And one day, mine will be too.
TWENTY-SIX
KYRA
Vanessa’s ceilinghas been painted a lot. At first, I thought the bumps were where stipple was left behind during a previous renovation, but then I realized it’s the layers of roughly applied paint, the bumps where the thicker lines hadn’t been spread with the brush.
“You’ve been quiet for a while,” she says from the armchair near my feet. “Do you want to watch something else?”
“No. It’s fine.” Background noise for my rambling thoughts while I lie here on her sofa, hands folded atop my stomach.
I saw a dead body today. I should be shocked by that—scared, and vulnerable. But instead, I grieve the loss of the dream so quickly.
I truly believed my new house would be a haven full of all the little things that bring me joy. And now, the bubble has burst, and all I can see is the darkness that surrounds us all.
“Do you find it strange?” I ask. “Making yourself a peaceful home here when they’re literally right across the road?”
She pauses the movie on the TV and sighs. “Would think me strange if I said that having them there brings me peace?”
“I guess not.” From what I learned in our brief conversations, Vanessa has a pretty traumatic past. Not that she elaborated much on that. But I can see why having people she sees as protectors brings her comfort. “In the eighteen years I lived here as a kid, I never once was put in a position of danger because of who my father is.”
“That you know of,” she says softly.
I lift my head to look at her.
She tilts her head a little, gaze soft, caring. “Maybe he shielded you from the truth? Or maybe you’re right. But how could you know unless you ask him?”
I let my head fall back with a heavy sigh. “He’d never tell me.” He’d say I’m too delicate to know the truth. That it’s none of my business. “Is it normal to feel so numb?”
“Totally.” She rises from her seat, the dark forest green dress with tiny red and orange flowers visible in my periphery as she moves toward the kitchen. “It’s your nervous system protecting you from the shock.”
“But I don’t think it shocked me,” I call after her, frowning. “Thinking about that asshole’s dead body doesn’t bother me in the slightest.”
Her gentle clinking noises stop for a moment. “You could take that as a good thing, I guess.”
“Maybe.” I exhale heavily and then push myself up to a seated position, twisted so I can see her over the back of the sofa. “You’ve never got caught up in anything?”
She shakes her head. “Chaos wouldn’t allow it. The worst I’ve had to deal with is my stepfather and his bullshit, but that’s my issue. Nothing related to the club.”
“Does he think you couldn’t protect yourself? If you were involved in anything?” Is he one of those men? The same wolf as my father, but in different clothes.
“He thinks I shouldn’t have to, not that I can’t.”
My opinion of the man increases a little. The Kings of Anarchy are such a different beast from the rest of us, and when I would see them around town as a kid, they were almost mythical. This animal, which mostly came out at night, that no one could touch.
To think of Matthew as one of them… That same lanky teenager from the halls… “The last time I saw Jinx, he was standing outside the liquor shop while he waited for his dad,” I say. “The club had given him his prospect patch a couple of months earlier, and he’d missed the final weeks of school because the Kings—at least the way they were back then—didn’t see the point in him continuing with his education if he was going to be one of them.”
Vanessa pauses making our coffees to listen.

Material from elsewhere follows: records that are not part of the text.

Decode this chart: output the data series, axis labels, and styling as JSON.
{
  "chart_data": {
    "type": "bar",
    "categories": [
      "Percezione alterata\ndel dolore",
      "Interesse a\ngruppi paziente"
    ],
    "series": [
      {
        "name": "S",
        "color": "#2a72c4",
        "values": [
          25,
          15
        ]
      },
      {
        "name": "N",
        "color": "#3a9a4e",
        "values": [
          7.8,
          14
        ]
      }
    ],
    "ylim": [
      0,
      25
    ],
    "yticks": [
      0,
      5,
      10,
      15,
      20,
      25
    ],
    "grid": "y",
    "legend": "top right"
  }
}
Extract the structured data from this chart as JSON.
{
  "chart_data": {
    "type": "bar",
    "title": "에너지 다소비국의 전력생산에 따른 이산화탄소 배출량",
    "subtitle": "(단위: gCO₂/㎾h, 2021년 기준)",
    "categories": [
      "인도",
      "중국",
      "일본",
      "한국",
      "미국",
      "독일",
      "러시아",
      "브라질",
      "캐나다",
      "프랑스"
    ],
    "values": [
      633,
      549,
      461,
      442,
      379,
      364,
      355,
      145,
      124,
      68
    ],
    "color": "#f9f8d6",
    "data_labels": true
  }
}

“He didn’t see me. I was in my father’s car.” I meet her eye briefly before looking back at my hands, taking myself back to that moment. “It was a week before I left for college, and we were on the way to visit my grandma.” A sad smile tugs at my mouth. “He looked so happy and carefree, and I felt so lost and lonely. But when I came back and saw him now, it’s like we switched places.” I peek at Vanessa and find her apparently saddened at the thought, also. “Am I right? Is he lost and lonely?”
She sighs, focused on the mugs before her as she stirs them one at a time and adds creamer. “I think you’d have to ask him that, Kyra.” She lifts the drinks and brings them over.
I turn in my seat to follow her movement. “I’m not wrong, though? He gives that impression, doesn’t he?”
“He does.” She hands mine over.
I accept it and bundle it against my lap, using the blanket to cover my legs and protect my fingers from the heat.